How to optimize iterative data processing in spark application

classic Classic list List threaded Threaded
1 message Options
Reply | Threaded
Open this post in threaded view

How to optimize iterative data processing in spark application

Federico D'Ambrosio
Hello everyone,

I have a spark application processing data iteratively within an RDD until .isEmpty() is true.

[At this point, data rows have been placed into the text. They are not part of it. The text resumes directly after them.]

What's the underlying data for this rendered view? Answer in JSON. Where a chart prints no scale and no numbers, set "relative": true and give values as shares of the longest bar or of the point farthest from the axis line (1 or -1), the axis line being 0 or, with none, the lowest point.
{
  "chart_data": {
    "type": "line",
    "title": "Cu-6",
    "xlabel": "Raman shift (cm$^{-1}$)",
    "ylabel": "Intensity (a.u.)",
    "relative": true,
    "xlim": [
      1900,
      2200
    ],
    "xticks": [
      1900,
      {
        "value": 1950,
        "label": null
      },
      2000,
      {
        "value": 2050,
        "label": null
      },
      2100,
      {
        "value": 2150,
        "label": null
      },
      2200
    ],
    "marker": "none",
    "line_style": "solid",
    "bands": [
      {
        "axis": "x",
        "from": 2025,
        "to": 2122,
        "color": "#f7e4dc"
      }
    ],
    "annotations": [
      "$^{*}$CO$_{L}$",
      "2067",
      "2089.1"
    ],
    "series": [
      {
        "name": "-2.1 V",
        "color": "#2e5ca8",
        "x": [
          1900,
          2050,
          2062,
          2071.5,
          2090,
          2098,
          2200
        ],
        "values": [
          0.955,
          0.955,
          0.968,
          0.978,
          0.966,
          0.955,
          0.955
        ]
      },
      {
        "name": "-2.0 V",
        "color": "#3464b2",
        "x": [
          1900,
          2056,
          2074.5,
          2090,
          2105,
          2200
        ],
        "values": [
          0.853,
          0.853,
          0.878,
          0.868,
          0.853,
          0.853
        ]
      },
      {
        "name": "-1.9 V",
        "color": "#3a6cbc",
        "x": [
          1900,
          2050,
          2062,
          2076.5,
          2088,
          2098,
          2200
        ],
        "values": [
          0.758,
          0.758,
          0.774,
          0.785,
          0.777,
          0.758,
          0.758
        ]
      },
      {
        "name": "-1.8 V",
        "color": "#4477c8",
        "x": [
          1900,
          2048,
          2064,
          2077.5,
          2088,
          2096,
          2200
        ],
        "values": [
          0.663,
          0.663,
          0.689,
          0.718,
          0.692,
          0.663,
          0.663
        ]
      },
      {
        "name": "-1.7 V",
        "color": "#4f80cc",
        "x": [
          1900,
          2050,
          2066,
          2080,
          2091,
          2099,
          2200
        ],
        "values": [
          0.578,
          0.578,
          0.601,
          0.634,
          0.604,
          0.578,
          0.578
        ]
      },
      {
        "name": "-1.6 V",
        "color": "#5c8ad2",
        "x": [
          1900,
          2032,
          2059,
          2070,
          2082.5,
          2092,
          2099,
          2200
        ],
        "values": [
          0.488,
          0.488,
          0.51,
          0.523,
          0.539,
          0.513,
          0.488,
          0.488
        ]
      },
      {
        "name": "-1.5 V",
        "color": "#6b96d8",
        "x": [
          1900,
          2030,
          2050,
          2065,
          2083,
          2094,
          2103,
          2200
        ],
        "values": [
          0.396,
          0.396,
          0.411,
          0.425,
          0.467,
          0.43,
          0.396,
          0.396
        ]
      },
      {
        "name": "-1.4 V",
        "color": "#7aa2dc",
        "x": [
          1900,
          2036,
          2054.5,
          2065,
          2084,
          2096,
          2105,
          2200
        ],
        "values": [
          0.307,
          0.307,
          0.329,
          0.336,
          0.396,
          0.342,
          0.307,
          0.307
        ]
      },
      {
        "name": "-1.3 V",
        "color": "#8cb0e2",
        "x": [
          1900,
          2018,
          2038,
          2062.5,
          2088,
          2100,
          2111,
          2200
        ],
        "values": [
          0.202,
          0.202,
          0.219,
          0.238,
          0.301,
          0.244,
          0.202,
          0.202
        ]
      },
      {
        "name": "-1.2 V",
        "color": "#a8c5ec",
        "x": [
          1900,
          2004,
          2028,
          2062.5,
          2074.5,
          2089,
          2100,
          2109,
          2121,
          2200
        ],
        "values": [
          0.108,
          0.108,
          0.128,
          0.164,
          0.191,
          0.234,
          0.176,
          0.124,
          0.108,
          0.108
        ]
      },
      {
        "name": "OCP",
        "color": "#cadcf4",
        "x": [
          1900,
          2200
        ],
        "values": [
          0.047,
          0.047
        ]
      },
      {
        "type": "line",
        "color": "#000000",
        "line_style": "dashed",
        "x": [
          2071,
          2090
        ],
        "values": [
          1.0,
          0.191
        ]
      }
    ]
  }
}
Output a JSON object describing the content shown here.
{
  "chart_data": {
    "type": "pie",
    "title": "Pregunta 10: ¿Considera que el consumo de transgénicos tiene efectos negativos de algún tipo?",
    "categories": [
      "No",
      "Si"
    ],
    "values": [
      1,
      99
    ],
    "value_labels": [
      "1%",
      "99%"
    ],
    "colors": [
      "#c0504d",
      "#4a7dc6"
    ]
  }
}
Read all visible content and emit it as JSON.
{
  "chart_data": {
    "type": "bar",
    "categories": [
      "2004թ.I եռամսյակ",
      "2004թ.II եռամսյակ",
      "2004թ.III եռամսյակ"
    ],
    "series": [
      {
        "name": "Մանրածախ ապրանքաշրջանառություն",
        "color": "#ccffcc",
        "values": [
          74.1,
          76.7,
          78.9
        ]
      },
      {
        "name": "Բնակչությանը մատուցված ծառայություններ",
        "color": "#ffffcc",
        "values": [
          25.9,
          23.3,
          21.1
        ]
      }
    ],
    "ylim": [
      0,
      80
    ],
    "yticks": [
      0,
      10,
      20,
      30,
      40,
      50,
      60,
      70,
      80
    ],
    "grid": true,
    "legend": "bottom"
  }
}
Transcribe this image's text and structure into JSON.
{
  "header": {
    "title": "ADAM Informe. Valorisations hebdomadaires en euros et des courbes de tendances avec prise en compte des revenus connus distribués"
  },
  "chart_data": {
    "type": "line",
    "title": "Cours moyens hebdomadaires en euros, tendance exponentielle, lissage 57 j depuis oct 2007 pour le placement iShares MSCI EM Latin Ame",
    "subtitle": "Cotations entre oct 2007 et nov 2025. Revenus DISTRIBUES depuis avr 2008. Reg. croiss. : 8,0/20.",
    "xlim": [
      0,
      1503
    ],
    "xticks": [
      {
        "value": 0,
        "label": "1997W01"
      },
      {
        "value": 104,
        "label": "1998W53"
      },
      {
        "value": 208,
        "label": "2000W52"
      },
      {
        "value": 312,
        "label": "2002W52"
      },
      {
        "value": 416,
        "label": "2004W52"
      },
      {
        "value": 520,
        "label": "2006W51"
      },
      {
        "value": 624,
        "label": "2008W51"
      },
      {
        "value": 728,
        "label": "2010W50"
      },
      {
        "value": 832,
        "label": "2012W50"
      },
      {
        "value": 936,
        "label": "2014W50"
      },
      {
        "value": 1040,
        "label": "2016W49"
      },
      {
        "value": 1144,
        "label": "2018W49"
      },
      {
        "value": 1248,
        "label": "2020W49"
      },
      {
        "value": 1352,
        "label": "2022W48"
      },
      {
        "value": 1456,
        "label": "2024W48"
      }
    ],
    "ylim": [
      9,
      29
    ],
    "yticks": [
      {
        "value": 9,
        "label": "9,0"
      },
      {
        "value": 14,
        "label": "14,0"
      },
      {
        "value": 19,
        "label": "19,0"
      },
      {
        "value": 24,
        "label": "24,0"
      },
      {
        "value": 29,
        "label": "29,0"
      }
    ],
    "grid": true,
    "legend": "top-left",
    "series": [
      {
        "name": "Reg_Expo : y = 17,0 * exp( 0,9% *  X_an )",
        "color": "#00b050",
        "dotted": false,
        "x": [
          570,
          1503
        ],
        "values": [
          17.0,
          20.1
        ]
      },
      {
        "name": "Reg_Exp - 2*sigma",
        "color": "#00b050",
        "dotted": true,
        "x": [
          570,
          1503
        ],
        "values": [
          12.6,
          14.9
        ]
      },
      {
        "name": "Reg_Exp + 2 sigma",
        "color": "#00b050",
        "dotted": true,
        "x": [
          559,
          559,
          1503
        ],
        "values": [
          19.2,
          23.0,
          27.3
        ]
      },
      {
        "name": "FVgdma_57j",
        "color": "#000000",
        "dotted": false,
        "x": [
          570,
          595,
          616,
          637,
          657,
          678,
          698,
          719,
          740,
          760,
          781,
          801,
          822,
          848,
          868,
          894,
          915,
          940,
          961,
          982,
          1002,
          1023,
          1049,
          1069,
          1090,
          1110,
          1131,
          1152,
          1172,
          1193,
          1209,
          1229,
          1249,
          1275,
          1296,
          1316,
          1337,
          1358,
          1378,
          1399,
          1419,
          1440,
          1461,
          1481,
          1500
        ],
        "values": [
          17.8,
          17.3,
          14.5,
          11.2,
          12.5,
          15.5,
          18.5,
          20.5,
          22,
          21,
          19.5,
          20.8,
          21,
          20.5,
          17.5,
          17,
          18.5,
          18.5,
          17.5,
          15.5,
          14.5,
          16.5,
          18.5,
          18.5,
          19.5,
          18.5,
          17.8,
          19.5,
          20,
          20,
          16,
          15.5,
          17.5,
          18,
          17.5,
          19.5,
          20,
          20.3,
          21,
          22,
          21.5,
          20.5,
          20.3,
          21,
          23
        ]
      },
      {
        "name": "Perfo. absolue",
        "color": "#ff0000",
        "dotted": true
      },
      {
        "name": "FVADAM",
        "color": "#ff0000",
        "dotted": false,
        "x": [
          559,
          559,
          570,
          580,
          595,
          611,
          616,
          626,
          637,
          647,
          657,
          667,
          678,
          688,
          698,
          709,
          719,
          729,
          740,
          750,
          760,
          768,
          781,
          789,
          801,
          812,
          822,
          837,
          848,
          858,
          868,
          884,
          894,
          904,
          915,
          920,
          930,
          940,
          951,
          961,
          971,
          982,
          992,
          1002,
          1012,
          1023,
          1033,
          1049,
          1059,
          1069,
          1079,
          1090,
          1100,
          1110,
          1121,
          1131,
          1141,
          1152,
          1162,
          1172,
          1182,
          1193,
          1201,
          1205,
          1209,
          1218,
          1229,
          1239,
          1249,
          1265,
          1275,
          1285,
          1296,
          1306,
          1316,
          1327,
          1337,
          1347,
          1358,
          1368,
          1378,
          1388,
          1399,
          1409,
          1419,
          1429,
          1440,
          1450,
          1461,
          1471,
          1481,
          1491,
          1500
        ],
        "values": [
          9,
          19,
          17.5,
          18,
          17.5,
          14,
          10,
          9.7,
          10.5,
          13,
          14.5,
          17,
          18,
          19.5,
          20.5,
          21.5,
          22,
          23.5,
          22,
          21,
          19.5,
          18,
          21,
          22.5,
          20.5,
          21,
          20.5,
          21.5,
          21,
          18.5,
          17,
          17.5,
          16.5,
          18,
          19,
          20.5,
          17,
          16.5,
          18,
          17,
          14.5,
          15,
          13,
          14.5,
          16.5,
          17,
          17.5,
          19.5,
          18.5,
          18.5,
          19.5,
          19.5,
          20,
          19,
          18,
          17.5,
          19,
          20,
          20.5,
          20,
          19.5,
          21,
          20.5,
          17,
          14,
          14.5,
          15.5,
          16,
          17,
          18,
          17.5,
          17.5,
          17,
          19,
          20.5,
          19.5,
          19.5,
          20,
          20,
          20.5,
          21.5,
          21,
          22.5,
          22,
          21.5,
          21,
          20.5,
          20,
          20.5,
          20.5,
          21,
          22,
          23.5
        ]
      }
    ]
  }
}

Now the loop is sort of like it follows

mainRDD = sc.parallelize(...) //initialize mainRDD
do {

rdd1 = mainRDD.flatMapToPair(advanceState)//advance state of element

rdd2 = rdd1.filter().mapToPair()
rdd3 = rdd1.filter().mapToPair()
rdd4 = rdd1.filter().mapToPair()

finalRDD = rdd3.leftOuterJoin(rdd4).map()

mainRDD = rdd2.union(rdd4).cache()

} while(!mainRDD.isEmpty())

Eventually mainRDD will be empty and the computation will stop.
Functionally speaking, this loop is working, but I'm finding an issue with a certain class of elements which could be contained within mainRDD.
These particular elements have an internal timer, a time constraint, which causes the element to not advance in state, basically causing more than a few empty loops.
Even though those timers function, in that when a timer terminates the iterations continue, the last .isEmpty() action lasts more than the previous iterations, causing a total execution time six times longer than the value of the timer.
From the application logs I can notice that this kind of slow down is really caused by a longer than normal isEmpty execution, in which a greater than normal number of tasks are executed (both local and cluster mode) and it's particularly evident if I test locally with a single element within the mainRDD.
Is it possible that Spark Streaming may be more recommended givent that I'm dealing with some sort of time constraint?
Is there any way I can optimize the transformations flow I should look into?

Thank you,
Federico D'Ambrosio